Влияние последней гораздо заметнее в другом произведении, «Постоялом дворе» А. Степанова (1835), скрестившем в себе инерцию романтического дуализма с положительными, жизнестроительными и «душеведческими» установками, которые также отозвались в гоголевской поэме[92]. У Степанова они обильно сдобрены натурфилософией, рассуждениями на ботанические, медицинские и хозяйственные темы. Оба сочинения интересны, во всяком случае, как образчик пришлого религиозно-социального утилитаризма, бросившего вызов асоциальным тенденциям романтической эпохи в период ее полного господства.
5. Воздействие православного дуализма на романтическое миросозерцание 1830–1840-х гг.

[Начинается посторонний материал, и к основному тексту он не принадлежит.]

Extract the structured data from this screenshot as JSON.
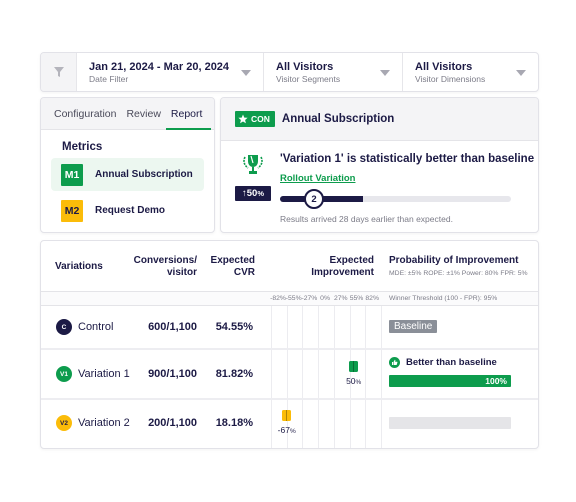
{
  "filter_bar": {
    "icon": "filter-icon",
    "segments": [
      {
        "value": "Jan 21, 2024 - Mar 20, 2024",
        "label": "Date Filter"
      },
      {
        "value": "All Visitors",
        "label": "Visitor Segments"
      },
      {
        "value": "All Visitors",
        "label": "Visitor Dimensions"
      }
    ]
  },
  "left_panel": {
    "tabs": [
      {
        "label": "Configuration",
        "active": false
      },
      {
        "label": "Review",
        "active": false
      },
      {
        "label": "Report",
        "active": true
      }
    ],
    "metrics_title": "Metrics",
    "metrics": [
      {
        "badge": "M1",
        "label": "Annual Subscription",
        "color": "#0d9c4d",
        "text_color": "#ffffff",
        "selected": true
      },
      {
        "badge": "M2",
        "label": "Request Demo",
        "color": "#fbbc09",
        "text_color": "#1c1a45",
        "selected": false
      }
    ]
  },
  "result_panel": {
    "badge": "CON",
    "badge_icon": "star-icon",
    "metric_title": "Annual Subscription",
    "headline": "'Variation 1' is statistically better than baseline",
    "lift": "50",
    "lift_unit": "%",
    "lift_arrow": "↑",
    "rollout_link": "Rollout Variation",
    "progress_step": "2",
    "progress_fraction": 0.36,
    "note": "Results arrived 28 days earlier than expected."
  },
  "table": {
    "headers": {
      "variations": "Variations",
      "conversions_1": "Conversions/",
      "conversions_2": "visitor",
      "cvr_1": "Expected",
      "cvr_2": "CVR",
      "improvement_1": "Expected",
      "improvement_2": "Improvement",
      "probability": "Probability of Improvement",
      "probability_sub": "MDE: ±5%  ROPE: ±1%  Power: 80%  FPR: 5%",
      "winner_threshold": "Winner Threshold (100 - FPR): 95%"
    },
    "axis_ticks": [
      "-82%",
      "-55%",
      "-27%",
      "0%",
      "27%",
      "55%",
      "82%"
    ],
    "axis_values": [
      -82,
      -55,
      -27,
      0,
      27,
      55,
      82
    ],
    "rows": [
      {
        "badge": "C",
        "name": "Control",
        "badge_color": "#1c1a45",
        "badge_text": "#ffffff",
        "conversions": "600/1,100",
        "cvr": "54.55%",
        "improvement": null,
        "improvement_label": "",
        "mark_color": "",
        "status": "Baseline",
        "probability": null,
        "probability_label": ""
      },
      {
        "badge": "V1",
        "name": "Variation 1",
        "badge_color": "#0d9c4d",
        "badge_text": "#ffffff",
        "conversions": "900/1,100",
        "cvr": "81.82%",
        "improvement": 50,
        "improvement_label": "50",
        "mark_color": "#0d9c4d",
        "status": "Better than baseline",
        "probability": 100,
        "probability_label": "100%"
      },
      {
        "badge": "V2",
        "name": "Variation 2",
        "badge_color": "#fbbc09",
        "badge_text": "#1c1a45",
        "conversions": "200/1,100",
        "cvr": "18.18%",
        "improvement": -67,
        "improvement_label": "-67",
        "mark_color": "#fbbc09",
        "status": "",
        "probability": 0,
        "probability_label": ""
      }
    ]
  },
  "colors": {
    "brand_green": "#0d9c4d",
    "navy": "#1c1a45",
    "yellow": "#fbbc09",
    "gray_badge": "#8a8f98"
  }
}
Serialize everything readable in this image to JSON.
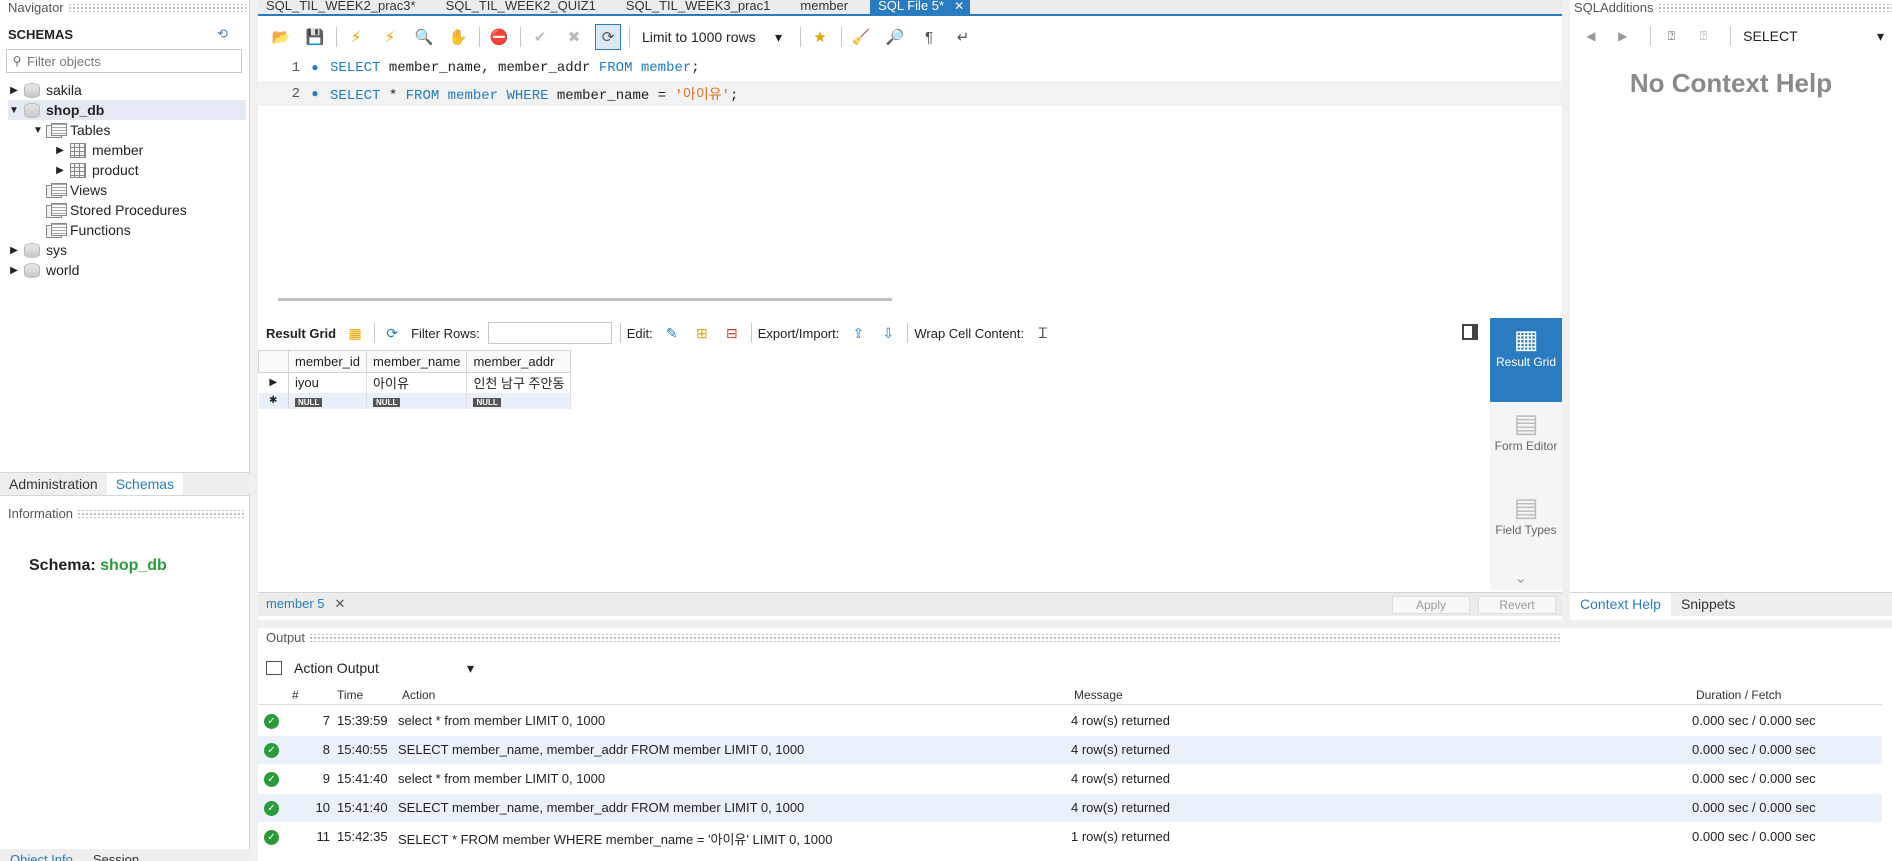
{
  "navigator": {
    "title": "Navigator",
    "schemas_label": "SCHEMAS",
    "filter_placeholder": "Filter objects",
    "tree": {
      "sakila": "sakila",
      "shop_db": "shop_db",
      "tables": "Tables",
      "member": "member",
      "product": "product",
      "views": "Views",
      "procedures": "Stored Procedures",
      "functions": "Functions",
      "sys": "sys",
      "world": "world"
    },
    "tabs": [
      "Administration",
      "Schemas"
    ],
    "information_title": "Information",
    "schema_label": "Schema:",
    "schema_value": "shop_db",
    "bottom_tabs": [
      "Object Info",
      "Session"
    ]
  },
  "editor_tabs": [
    "SQL_TIL_WEEK2_prac3*",
    "SQL_TIL_WEEK2_QUIZ1",
    "SQL_TIL_WEEK3_prac1",
    "member",
    "SQL File 5*"
  ],
  "toolbar": {
    "limit": "Limit to 1000 rows"
  },
  "code": {
    "lines": [
      {
        "num": "1",
        "k1": "SELECT",
        "t1": " member_name, member_addr ",
        "k2": "FROM",
        "t2": " ",
        "k3": "member",
        "t3": ";"
      },
      {
        "num": "2",
        "k1": "SELECT",
        "t1": " * ",
        "k2": "FROM",
        "t2": " ",
        "k3": "member",
        "t3": " ",
        "k4": "WHERE",
        "t4": " member_name = ",
        "s": "'아이유'",
        "t5": ";"
      }
    ]
  },
  "result_toolbar": {
    "result_grid": "Result Grid",
    "filter_rows": "Filter Rows:",
    "edit": "Edit:",
    "export": "Export/Import:",
    "wrap": "Wrap Cell Content:"
  },
  "grid": {
    "columns": [
      "member_id",
      "member_name",
      "member_addr"
    ],
    "rows": [
      [
        "iyou",
        "아이유",
        "인천 남구 주안동"
      ]
    ],
    "null": "NULL"
  },
  "result_side": {
    "result_grid": "Result Grid",
    "form_editor": "Form Editor",
    "field_types": "Field Types"
  },
  "result_bar": {
    "tab": "member 5",
    "apply": "Apply",
    "revert": "Revert"
  },
  "output": {
    "title": "Output",
    "mode": "Action Output",
    "headers": [
      "#",
      "Time",
      "Action",
      "Message",
      "Duration / Fetch"
    ],
    "rows": [
      {
        "n": "7",
        "time": "15:39:59",
        "action": "select * from member LIMIT 0, 1000",
        "msg": "4 row(s) returned",
        "dur": "0.000 sec / 0.000 sec"
      },
      {
        "n": "8",
        "time": "15:40:55",
        "action": "SELECT member_name, member_addr FROM member LIMIT 0, 1000",
        "msg": "4 row(s) returned",
        "dur": "0.000 sec / 0.000 sec"
      },
      {
        "n": "9",
        "time": "15:41:40",
        "action": "select * from member LIMIT 0, 1000",
        "msg": "4 row(s) returned",
        "dur": "0.000 sec / 0.000 sec"
      },
      {
        "n": "10",
        "time": "15:41:40",
        "action": "SELECT member_name, member_addr FROM member LIMIT 0, 1000",
        "msg": "4 row(s) returned",
        "dur": "0.000 sec / 0.000 sec"
      },
      {
        "n": "11",
        "time": "15:42:35",
        "action": "SELECT * FROM member WHERE member_name = '아이유' LIMIT 0, 1000",
        "msg": "1 row(s) returned",
        "dur": "0.000 sec / 0.000 sec"
      }
    ]
  },
  "sql_additions": {
    "title": "SQLAdditions",
    "context_select": "SELECT",
    "no_context": "No Context Help",
    "tabs": [
      "Context Help",
      "Snippets"
    ]
  },
  "colors": {
    "accent": "#2a7bc0",
    "success": "#2a9a3a"
  }
}
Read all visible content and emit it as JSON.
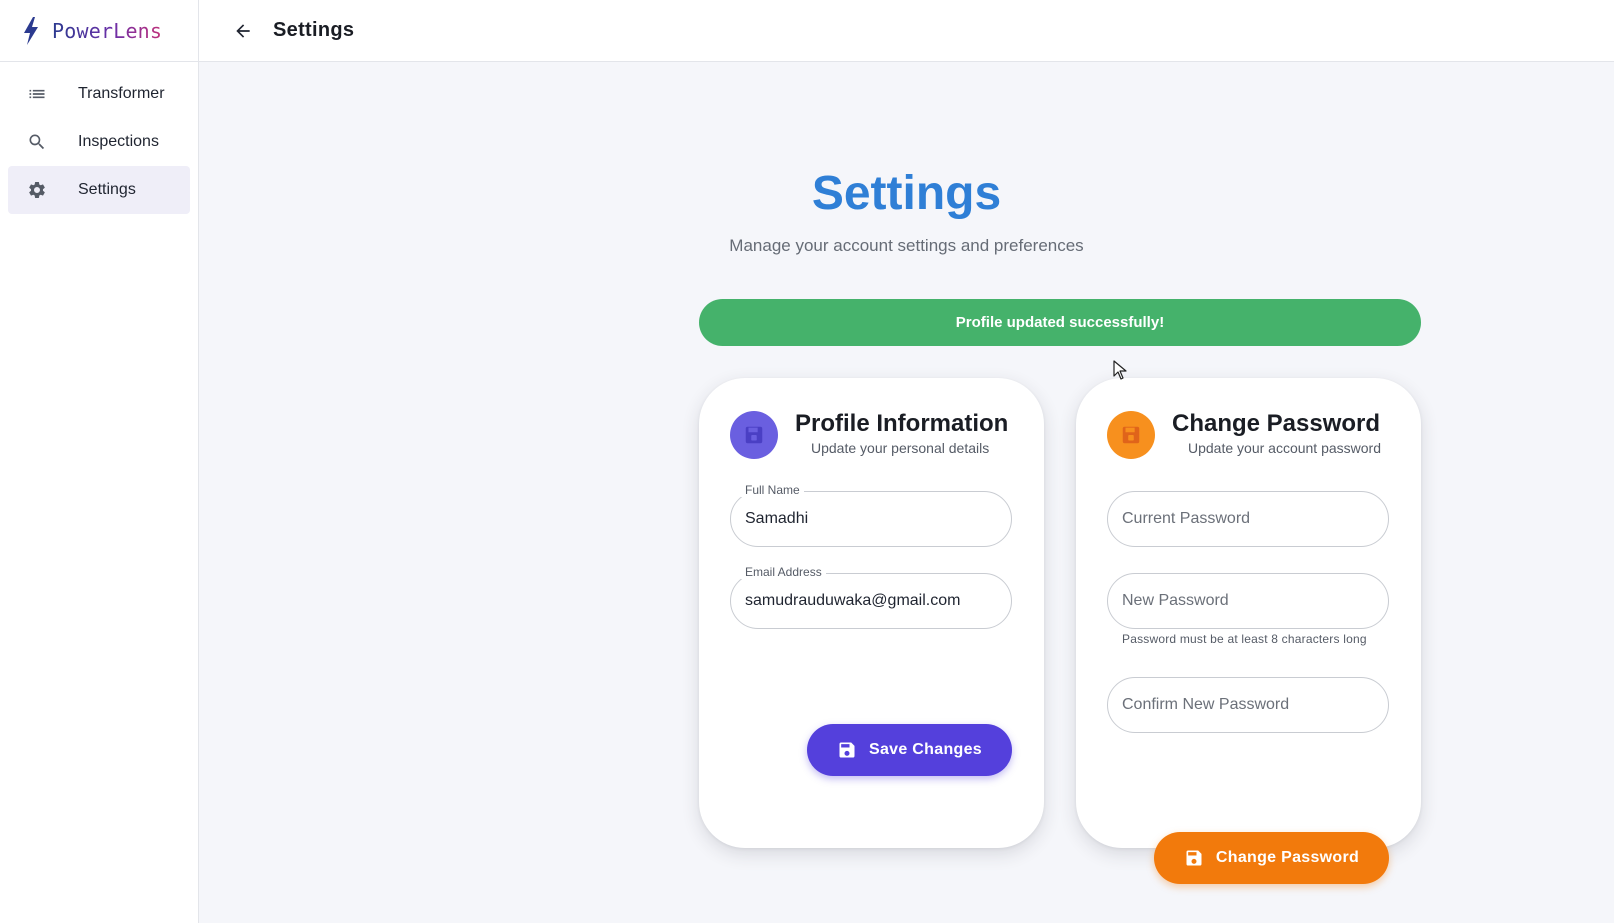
{
  "app": {
    "name": "PowerLens"
  },
  "sidebar": {
    "items": [
      {
        "label": "Transformer",
        "icon": "list-icon",
        "active": false
      },
      {
        "label": "Inspections",
        "icon": "search-icon",
        "active": false
      },
      {
        "label": "Settings",
        "icon": "gear-icon",
        "active": true
      }
    ]
  },
  "topbar": {
    "title": "Settings"
  },
  "page": {
    "title": "Settings",
    "subtitle": "Manage your account settings and preferences"
  },
  "alert": {
    "message": "Profile updated successfully!",
    "color": "#45b26b"
  },
  "profile": {
    "title": "Profile Information",
    "subtitle": "Update your personal details",
    "full_name_label": "Full Name",
    "full_name_value": "Samadhi",
    "email_label": "Email Address",
    "email_value": "samudrauduwaka@gmail.com",
    "save_label": "Save Changes",
    "accent": "#5440dc"
  },
  "password": {
    "title": "Change Password",
    "subtitle": "Update your account password",
    "current_placeholder": "Current Password",
    "new_placeholder": "New Password",
    "new_helper": "Password must be at least 8 characters long",
    "confirm_placeholder": "Confirm New Password",
    "change_label": "Change Password",
    "accent": "#f27a0c"
  },
  "colors": {
    "title_blue": "#2f7fd6",
    "background": "#f5f6fa"
  }
}
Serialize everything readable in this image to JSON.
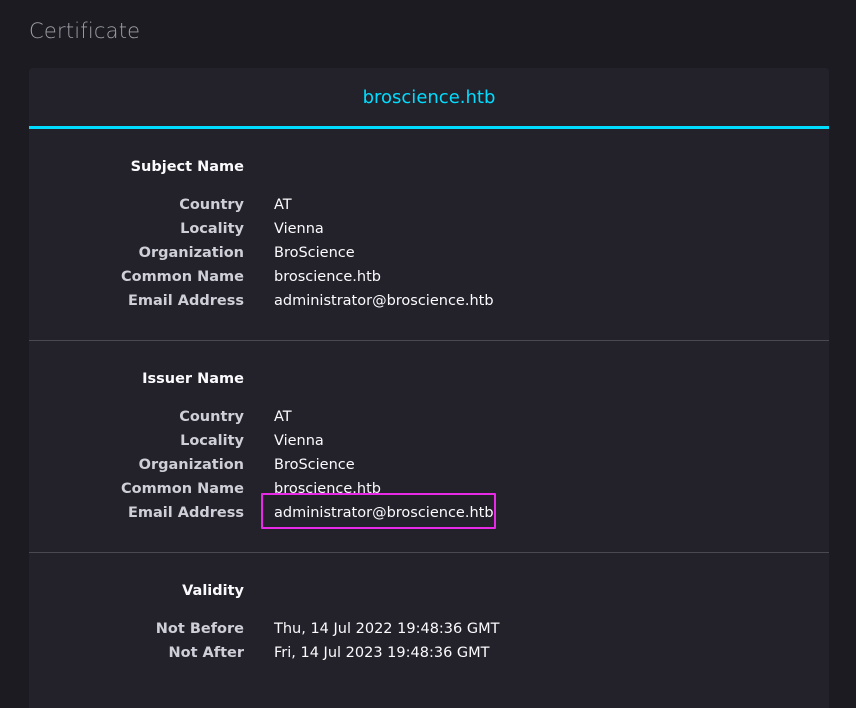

Этот жизнестроительный и жизнерадостный подход, как правило, не был характерен для православия. Можно в очередной раз напомнить, что если на протестантском и католическом Западе главным праздником всегда оставалось Рождество, т. е. воплощение Христово, то в России (за вычетом территорий, испытавших серьезное католическое воздействие) ту же роль выполняла Пасха с ее пафосом воскресения из мертвых и компенсаторным упованием на царствие небесное; чрезвычайно почиталось также Успение Богородицы, т. е. ее вознесение на небо[93].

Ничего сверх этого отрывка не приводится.